FC Bayern München: Manuel Neuer plant baldige Zukunftsentscheidung
Vor dem Champions-League-Duell gegen Real Madrid spricht Bayern-Kapitän Manuel Neuer offen über seine Zukunftsplanung.
Manuel Neuer wird laut Torhüter-Ikone Sepp Maier trotz seiner jüngsten Glanzleistungen für den FC Bayern München nicht in die deutsche Nationalmannschaft zurückkehren. Grund dafür ist ein offenbar irreparables Verhältnis zwischen dem Schlussmann und Bundestrainer Julian Nagelsmann im Vorfeld der Weltmeisterschaft im Sommer.
Obwohl der 40-Jährige beim 2:1-Sieg der Münchner in der Champions League gegen Real Madrid eine herausragende Leistung zeigte, hält Sepp Maier ein Comeback im DFB-Dress für ausgeschlossen. Der Weltmeister von 1974 beruft sich dabei auf deutliche Differenzen zwischen dem Torhüter und dem aktuellen Bundestrainer. Das Tischtuch zwischen den beiden sei endgültig zerschnitten. Maier vergleicht die Situation bildhaft mit einem zerbrochenen Maßkrug, den man nicht mehr flicken könne. Sogar Rekordnationalspieler Lothar Matthäus teile diese Einschätzung, was für den 82-jährigen Maier die Endgültigkeit der Trennung unterstreicht.
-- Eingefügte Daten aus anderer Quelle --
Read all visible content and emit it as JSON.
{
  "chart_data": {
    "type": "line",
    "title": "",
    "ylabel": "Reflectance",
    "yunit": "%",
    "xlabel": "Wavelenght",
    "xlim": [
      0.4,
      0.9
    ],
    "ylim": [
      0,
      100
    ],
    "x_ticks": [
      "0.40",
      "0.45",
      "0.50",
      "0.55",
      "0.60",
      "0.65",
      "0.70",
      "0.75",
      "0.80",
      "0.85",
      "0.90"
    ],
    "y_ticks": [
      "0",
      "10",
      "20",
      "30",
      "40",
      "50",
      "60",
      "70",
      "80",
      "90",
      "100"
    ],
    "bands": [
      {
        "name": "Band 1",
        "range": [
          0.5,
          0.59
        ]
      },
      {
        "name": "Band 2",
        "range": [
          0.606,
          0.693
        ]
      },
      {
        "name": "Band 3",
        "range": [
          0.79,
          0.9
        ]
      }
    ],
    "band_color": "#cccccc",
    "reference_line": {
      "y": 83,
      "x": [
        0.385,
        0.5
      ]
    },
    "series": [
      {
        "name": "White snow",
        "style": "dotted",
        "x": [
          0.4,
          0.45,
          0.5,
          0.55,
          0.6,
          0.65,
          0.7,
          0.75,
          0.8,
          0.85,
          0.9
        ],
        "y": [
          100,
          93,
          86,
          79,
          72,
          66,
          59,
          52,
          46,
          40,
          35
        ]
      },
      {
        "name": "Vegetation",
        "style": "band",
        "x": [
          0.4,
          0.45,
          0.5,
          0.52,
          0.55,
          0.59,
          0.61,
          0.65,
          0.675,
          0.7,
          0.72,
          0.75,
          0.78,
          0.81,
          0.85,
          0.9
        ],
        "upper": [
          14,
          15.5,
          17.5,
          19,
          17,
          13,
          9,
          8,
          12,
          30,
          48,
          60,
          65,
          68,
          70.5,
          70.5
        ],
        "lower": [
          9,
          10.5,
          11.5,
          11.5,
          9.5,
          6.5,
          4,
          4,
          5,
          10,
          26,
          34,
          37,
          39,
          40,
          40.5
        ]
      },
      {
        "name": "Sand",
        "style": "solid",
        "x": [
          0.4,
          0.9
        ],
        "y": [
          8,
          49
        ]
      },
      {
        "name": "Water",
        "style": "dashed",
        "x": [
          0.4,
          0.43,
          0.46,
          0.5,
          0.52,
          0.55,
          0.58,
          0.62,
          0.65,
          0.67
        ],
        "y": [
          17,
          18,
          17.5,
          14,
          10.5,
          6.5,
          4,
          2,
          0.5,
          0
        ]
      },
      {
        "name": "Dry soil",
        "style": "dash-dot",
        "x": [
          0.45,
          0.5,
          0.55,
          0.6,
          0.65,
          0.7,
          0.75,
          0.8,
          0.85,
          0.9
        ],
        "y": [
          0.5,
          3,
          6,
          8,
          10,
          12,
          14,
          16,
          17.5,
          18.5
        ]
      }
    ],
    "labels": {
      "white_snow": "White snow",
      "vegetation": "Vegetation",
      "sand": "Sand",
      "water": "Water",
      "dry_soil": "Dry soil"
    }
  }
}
Für den ehemaligen Bayern-Keeper steht bei der Besetzung der Torwartposition einzig das sportliche Kriterium im Vordergrund. Er wirft Julian Nagelsmann vor, persönliche Befindlichkeiten über den sportlichen Erfolg zu stellen. Die Nationalmannschaft sei schließlich kein Betriebsausflug, sondern erfordere die besten Spieler auf dem Platz. In Maiers Augen ist der langjährige Bayern-Kapitän nach wie vor die klare Nummer eins in Deutschland und darf nicht aufgrund zwischenmenschlicher Probleme außen vor gelassen werden.
Zudem übt die Torwart-Legende generelle Kritik an der modernen Arbeitsweise im Profifußball. Dem Bundestrainer attestiert er zwar eine perfekte analytische Vorbereitung, bemängelt jedoch das fehlende Gespür für Hierarchie und Respekt. Eine Mannschaftsaufstellung lasse sich nicht wie eine Excel-Tabelle behandeln, vielmehr benötige ein Team die positive Präsenz eines erfahrenen Routiniers in der Kabine.
Als Argument für eine sofortige Rückholaktion führt Maier die jüngste Vorstellung des Schlussmanns in der Königsklasse an. Die Paraden gegen die Offensive von Real Madrid grenzten für ihn an Zauberei mit Handschuhen. Wer an der sportlichen Qualifikation des routinierten Welttorhüters nach solchen Auftritten noch zweifele, dem spreche er jeglichen fußballerischen Sachverstand ab.